Enhancing Healthcare Transparency

Enhancing Healthcare Transparency: What You Need to Know

In a recent appearance before the House Energy and Commerce Committee’s Subcommittee on Health, Centers for Medicine & Medicaid Services (CMS) Administrator Chiquita Brooks-LaSure spent some time shedding light on the agency’s most recent efforts.

Her testimony included highlighting the agency’s work in implementing the Inflation Reduction Act, which reduced out-of-pocket drug costs for seniors, as well as their efforts to make hospitals more accountable to federal price transparency requirements.

The latter should be of particular interest to healthcare and insurance providers because it highlights the increasing focus on price transparency in the healthcare industry. With CMS tightening its leash on facilities’ compliance with federal price transparency guidelines, it is crucial that healthcare providers stay informed to ensure compliance now and in the future.

Here are a few key takeaways from Mrs. Brooks-LaSure’s testimony:

Stricter Enforcement of Transparency Requirements

According to Mrs. Brooks-LaSure, CMS has updated its enforcement process to shorten the time period a hospital has to come into compliance once a deficiency is identified.

Instead of being issued a warning to facilities who have not met the standards of price transparency requirements, hospitals will now be immediately issued a request for a corrective action plan (CAP).

Hospitals that fail to submit a CAP within 45 days of the request or those that fail to come into full compliance within 90 days after the CAP is requested will have a civil monetary penalty imposed upon them.

CMS insists that these new enforcement policies, along with other transparency efforts around payers’ prices and healthcare facility ownership, will incentivize competition and result in additional savings for our healthcare system and for patients.

The enforcement has already begun.

As of April 2023, CMS has issued more than 730 warning notices and 269 CAP requests to non-compliant hospitals and has already imposed civil monetary penalties on four.

CMS is Working to Increase Authority

CMS is working to emphasize the significance of price transparency in the healthcare industry, aiming to empower patients by ensuring that they always have access to accurate and timely information about healthcare costs before seeking care.

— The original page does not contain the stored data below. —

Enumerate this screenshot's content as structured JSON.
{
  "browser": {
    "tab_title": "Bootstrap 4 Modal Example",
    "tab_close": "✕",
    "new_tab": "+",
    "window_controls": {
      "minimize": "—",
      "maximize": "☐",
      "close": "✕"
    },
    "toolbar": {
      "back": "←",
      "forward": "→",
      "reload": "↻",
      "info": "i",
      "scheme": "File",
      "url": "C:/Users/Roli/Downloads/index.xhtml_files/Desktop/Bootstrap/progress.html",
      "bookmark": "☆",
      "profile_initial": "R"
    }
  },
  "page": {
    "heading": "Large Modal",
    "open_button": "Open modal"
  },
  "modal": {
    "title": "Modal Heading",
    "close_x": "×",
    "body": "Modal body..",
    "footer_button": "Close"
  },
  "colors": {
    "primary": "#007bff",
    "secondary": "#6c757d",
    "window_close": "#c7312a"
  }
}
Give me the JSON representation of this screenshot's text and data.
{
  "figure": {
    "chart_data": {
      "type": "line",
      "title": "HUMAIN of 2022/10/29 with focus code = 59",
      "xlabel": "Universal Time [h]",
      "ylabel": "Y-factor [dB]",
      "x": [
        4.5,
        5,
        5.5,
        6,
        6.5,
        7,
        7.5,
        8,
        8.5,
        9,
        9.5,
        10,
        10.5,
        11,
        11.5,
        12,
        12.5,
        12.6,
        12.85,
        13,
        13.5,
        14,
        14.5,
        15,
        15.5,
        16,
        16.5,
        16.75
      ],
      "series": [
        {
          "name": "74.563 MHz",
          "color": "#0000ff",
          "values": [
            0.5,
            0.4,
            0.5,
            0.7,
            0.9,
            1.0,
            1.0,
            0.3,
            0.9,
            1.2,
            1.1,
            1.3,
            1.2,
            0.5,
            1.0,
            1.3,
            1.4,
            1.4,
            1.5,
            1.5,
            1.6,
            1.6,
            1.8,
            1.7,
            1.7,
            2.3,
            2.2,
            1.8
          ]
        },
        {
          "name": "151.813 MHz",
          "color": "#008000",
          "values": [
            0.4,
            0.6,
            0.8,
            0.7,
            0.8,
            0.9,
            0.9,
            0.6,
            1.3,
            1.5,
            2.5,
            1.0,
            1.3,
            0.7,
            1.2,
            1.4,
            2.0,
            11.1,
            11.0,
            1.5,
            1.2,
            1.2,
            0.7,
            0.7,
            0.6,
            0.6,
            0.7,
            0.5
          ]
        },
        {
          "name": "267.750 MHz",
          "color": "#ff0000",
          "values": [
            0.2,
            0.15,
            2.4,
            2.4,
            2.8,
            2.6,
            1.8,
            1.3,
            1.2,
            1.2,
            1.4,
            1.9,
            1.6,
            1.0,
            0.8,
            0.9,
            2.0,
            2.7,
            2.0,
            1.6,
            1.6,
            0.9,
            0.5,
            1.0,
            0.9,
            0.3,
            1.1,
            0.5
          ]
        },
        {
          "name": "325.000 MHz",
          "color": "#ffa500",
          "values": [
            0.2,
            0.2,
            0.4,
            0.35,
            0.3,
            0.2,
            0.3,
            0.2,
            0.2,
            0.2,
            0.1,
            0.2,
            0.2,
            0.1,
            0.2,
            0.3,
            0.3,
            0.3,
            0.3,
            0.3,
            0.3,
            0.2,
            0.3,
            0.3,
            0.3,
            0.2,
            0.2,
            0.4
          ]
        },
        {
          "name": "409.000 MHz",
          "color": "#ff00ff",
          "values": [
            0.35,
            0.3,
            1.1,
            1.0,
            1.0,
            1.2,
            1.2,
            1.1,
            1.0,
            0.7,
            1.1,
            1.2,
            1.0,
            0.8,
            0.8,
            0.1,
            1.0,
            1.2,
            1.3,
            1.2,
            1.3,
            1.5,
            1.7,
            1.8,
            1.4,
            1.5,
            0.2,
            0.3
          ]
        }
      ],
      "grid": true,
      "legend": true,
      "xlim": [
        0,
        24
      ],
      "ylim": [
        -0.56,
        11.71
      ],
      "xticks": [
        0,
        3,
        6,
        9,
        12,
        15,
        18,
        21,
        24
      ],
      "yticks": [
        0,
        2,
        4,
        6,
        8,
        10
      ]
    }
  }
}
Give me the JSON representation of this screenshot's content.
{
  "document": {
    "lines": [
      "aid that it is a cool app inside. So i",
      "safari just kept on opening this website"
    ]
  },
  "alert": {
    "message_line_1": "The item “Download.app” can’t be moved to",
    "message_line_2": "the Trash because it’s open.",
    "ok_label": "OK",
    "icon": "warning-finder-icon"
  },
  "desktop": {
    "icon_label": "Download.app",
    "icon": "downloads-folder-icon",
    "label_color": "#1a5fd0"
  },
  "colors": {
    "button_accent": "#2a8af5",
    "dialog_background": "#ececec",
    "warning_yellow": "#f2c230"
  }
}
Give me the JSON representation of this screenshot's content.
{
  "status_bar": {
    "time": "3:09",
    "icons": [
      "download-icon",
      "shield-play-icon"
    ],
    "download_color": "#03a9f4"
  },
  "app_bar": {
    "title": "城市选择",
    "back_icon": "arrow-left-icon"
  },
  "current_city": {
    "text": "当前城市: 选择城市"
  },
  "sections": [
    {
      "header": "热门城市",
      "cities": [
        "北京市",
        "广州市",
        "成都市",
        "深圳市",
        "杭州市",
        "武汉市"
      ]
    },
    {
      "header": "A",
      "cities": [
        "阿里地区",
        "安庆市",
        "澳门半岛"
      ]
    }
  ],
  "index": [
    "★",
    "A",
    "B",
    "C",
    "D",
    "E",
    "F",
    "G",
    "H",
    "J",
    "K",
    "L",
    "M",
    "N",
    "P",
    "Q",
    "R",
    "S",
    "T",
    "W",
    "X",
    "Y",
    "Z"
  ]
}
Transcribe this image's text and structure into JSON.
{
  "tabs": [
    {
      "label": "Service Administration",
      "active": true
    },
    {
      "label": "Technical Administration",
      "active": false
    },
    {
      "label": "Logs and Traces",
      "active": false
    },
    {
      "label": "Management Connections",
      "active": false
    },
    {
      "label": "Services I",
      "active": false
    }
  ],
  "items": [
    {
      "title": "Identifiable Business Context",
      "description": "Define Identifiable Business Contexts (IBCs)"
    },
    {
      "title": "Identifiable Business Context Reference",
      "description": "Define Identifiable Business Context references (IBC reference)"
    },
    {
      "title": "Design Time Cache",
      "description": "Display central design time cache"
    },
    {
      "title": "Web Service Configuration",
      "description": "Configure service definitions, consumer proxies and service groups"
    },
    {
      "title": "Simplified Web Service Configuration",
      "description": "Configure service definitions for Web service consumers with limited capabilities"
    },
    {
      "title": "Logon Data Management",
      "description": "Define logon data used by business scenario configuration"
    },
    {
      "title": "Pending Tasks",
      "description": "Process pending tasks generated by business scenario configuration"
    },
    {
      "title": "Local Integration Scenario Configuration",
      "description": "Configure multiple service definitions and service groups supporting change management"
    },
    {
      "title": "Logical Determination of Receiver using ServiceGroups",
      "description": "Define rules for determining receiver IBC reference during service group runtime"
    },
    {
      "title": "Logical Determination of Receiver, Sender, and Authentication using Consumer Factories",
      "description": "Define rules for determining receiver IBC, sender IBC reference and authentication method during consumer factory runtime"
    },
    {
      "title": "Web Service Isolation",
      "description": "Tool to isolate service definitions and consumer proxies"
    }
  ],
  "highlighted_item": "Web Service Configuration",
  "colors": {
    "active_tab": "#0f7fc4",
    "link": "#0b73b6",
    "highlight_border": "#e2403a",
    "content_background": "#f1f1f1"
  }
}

In addition to the tightening regulations around facility compliance, CMS is making ongoing efforts to define clear formatting standards for healthcare organizations to follow regarding price data standardization and compliance metrics.

In doing this, the agency hopes to clear up the confusion and inconsistencies that so often occur between hospital pricing data and insurance company data.

And though the CMS has a limited authority on hospital price transparency (consisting of a single sentence within the statute) they are seeking to increase their authority by working with lawmakers to broaden their regulatory reach.

Strides Toward Compliance

The measures taken by CMS have already been seeing some success in clearing up the confusion surrounding price transparency.

A report released by price transparency data startup, Turquoise Health, suggests that hospitals and payers are already making strides toward compliance with these stricter CMS requirements.

The report states that 84% of hospitals had posted a machine-readable file with pricing data as of the end 2023’s first quarter, 74% had posted negotiated rates data, and 71% had posted cash rates.

0 %
Machine-readable Rates Data
0 %
Negotiatede Rates Data
0 %
Cash Rates Data

This trend is expected to continue and the subcommittee is planning to hold a second panel regarding these issues at a later date.

Empowering Our Patients Through Transparency

The CMS’s regulatory reach can only be expected to grow and, as the healthcare landscape continues to evolve, it is important that healthcare facilities make a greater effort to adhere to these new regulations.

By enhancing price transparency, healthcare providers around the country can work together to not only adhere to these regulations and stay in compliance, but work to empower our patients and improve their overall experience with the care we provide.